3. The assessee, in this appeal, is aggrieved by the action of the ld. Commissioner of Income-tax (Appeals) (hereinafter referred to as “the CIT(A)”) in confirming the penalty levied by the Assessing Officer (in short, “the AO”) of Rs. 10 lacs u/s 42 r.w.s 46 of Black Money (Undisclosed Foreign Income and Assets) and Imposition of Tax Act, 2015. The Assessing Officer imposed impugned penalty on the ground that during the financial year relevant to A.Y 2019-20, an amount of Rs.7,86,852/- was showing credited in the account of the assessee the source of which was out of India. However, the assessee neither filed his return of income for the year under consideration nor disclosed the said amount. The ld. CIT(A) confirmed the penalty so levied by the A.O.

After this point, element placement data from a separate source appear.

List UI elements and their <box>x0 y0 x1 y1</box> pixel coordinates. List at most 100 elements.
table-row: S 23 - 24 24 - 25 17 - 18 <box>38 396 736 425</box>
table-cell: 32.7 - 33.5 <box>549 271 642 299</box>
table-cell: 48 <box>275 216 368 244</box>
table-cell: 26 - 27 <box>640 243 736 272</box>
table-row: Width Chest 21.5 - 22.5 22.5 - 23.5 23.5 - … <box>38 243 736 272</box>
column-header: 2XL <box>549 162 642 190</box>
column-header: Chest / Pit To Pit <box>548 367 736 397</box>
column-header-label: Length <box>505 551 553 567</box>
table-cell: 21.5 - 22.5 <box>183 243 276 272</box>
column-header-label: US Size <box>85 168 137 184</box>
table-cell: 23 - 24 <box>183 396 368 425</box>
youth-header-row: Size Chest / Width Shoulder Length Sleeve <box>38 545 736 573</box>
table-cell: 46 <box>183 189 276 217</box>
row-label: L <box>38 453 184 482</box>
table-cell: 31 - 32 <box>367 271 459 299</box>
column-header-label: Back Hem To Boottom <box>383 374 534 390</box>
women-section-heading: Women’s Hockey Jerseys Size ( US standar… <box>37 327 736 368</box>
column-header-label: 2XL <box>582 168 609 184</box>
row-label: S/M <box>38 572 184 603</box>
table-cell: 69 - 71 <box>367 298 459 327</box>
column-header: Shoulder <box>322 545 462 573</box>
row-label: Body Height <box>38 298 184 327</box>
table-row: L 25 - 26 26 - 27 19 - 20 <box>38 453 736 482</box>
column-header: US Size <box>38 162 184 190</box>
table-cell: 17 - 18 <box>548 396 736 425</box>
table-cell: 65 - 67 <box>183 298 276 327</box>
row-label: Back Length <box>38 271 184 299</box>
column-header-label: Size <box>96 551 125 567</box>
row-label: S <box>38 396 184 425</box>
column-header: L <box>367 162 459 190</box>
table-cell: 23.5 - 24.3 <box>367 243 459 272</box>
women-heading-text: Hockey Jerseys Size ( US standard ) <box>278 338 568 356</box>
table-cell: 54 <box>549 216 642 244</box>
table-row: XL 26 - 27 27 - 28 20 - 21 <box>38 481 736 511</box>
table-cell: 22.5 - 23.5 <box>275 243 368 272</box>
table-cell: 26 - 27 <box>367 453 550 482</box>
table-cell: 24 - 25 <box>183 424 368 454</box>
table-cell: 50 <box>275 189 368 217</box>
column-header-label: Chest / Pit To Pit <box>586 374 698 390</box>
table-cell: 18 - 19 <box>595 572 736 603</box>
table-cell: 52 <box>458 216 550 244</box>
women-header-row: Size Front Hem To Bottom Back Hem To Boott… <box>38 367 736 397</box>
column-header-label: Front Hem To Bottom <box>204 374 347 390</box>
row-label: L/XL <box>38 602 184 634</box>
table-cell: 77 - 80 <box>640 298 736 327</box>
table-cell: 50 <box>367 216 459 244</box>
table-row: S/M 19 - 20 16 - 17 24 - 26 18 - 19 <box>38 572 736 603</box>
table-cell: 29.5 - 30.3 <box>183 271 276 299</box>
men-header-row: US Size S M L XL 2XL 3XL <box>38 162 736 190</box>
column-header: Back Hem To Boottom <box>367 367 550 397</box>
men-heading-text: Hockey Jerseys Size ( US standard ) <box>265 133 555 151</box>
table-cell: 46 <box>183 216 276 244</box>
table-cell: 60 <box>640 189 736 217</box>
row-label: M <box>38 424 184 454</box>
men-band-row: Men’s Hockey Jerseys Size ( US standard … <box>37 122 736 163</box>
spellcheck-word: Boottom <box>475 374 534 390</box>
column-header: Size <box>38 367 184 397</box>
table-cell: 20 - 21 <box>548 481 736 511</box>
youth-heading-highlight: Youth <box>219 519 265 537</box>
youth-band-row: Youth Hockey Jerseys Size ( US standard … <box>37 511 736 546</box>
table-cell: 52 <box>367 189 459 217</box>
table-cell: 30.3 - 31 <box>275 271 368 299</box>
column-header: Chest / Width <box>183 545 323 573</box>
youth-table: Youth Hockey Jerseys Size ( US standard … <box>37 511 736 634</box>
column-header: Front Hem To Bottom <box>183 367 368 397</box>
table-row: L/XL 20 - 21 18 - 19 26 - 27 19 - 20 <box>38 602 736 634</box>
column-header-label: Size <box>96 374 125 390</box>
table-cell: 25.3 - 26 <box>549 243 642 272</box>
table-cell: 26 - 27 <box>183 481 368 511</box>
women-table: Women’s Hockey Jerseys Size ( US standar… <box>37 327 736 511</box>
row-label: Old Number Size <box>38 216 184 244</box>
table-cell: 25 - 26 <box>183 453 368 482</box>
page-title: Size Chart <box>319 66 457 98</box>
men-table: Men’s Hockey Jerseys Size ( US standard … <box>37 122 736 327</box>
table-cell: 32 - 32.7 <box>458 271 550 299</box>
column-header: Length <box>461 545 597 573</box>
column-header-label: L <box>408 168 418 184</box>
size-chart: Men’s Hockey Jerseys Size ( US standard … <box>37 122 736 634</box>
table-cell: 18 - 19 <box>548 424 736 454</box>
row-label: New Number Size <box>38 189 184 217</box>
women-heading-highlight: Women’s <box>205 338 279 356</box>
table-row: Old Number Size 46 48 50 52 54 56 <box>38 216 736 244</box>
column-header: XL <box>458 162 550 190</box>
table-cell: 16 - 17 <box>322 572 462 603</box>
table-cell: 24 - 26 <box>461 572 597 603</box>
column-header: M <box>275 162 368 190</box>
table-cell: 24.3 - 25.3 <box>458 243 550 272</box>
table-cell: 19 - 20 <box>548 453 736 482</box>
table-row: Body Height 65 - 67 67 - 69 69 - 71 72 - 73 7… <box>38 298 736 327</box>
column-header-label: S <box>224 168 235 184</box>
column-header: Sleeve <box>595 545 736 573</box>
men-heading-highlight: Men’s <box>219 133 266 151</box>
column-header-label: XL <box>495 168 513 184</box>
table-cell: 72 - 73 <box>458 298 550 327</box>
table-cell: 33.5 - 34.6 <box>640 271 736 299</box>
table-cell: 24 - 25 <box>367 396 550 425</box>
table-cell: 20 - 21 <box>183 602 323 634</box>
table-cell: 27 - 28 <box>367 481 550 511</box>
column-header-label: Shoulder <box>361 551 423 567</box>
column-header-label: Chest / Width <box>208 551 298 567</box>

4. We have heard rival contentions and gone through the record. The ld. Counsel for the assessee has demonstrated before us that the assessee was an employee in an Offshore company at Dubai and served there from the year 2016 to April, 2018; that the assessee was neither resident nor taxable in India during his service at Dubai; that after shifting to India, the assessee did not earn any income in India, therefore, the assessee did not file any return of income; that the aforesaid amount of Rs. 7,86,852/- was credited to the account of the assessee which was deducted towards some retirement plan by his foreign employer when the assessee was in the job in Dubai, and that the said amount was credited by the foreign employer to the account of the assessee on maturity in the year under consideration, however, the assessee was not aware of the same. The assessee was under the bona fide impression that since the assessee had not earned any income during the Financial Year 2018-19, therefore, the assessee was not liable to file any return of income. The ld. Counsel for the assessee, therefore, has submitted that the aforesaid remittance of Rs. 7,86,852/-was not earned by the assessee during the year under consideration, rather, the same was the receipt of past deductions out of his salary during the earlier period which was deducted by the foreign employer towards retirement plan of the assessee and was remitted during the year, which escaped the attention of the assessee.
5. Ld. DR, though, could not rebut the aforesaid facts on the file, however, has contended that as per the provisions of Black Money (Undisclosed Foreign Income and Assets) and Imposition of Tax Act, 2015, the assessee is liable to be penalized for not disclosing the foreign asset in the shape of aforesaid remittance into his account, by way of filing a valid return of income.
6. We have considered the rival submissions and gone through the record. It is the matter of record that the assessee has not earned any foreign asset or income during the financial year under consideration, but, the aforesaid remittance of Rs. 7,86,852/- was remitted by his foreign employer out of the past deductions out of the salary of the assessee towards severance and retirement plan. Since the assessee had left the job, therefore, the said amount was remitted to the assessee by the company later on and the assessee was under bona fide belief that since the said amount was not out of any income earned during the year, therefore, he was not required to file any return of income. Even as per the provisions of Black Money (Undisclosed Foreign Income and Assets) and Imposition of Tax Act, 2015, earlier the limit prescribed for the amount which need not to be disclosed in the bank of the assessee was of Rs. 5 lacs and after considering the problems faced by bona fide assessee sespecially the salaried persons, the limit of the said amount was increased from Rs.51acs to Rs.201acs w.e.f. 01.10.2024. Hence, considering the overall facts and circumstances of the case, it is not a case of any concealment of foreign asset or income, rather it is a case of salaried employee, who was of bona fide belief that during the year, since he has not earned any income, he was not required to file any return of income. We, therefore, do not deem it a fit case for levy of penalty under Black Money (Undisclosed Foreign Income and Assets) Imposition of Tax Act, 2015 and the same is accordingly ordered to be deleted.
7. In the result, the appeal of the assessee stands allowed.
Order is pronounced under provision of Rule 34 of ITAT Rules, 1963 on 26/05/2026.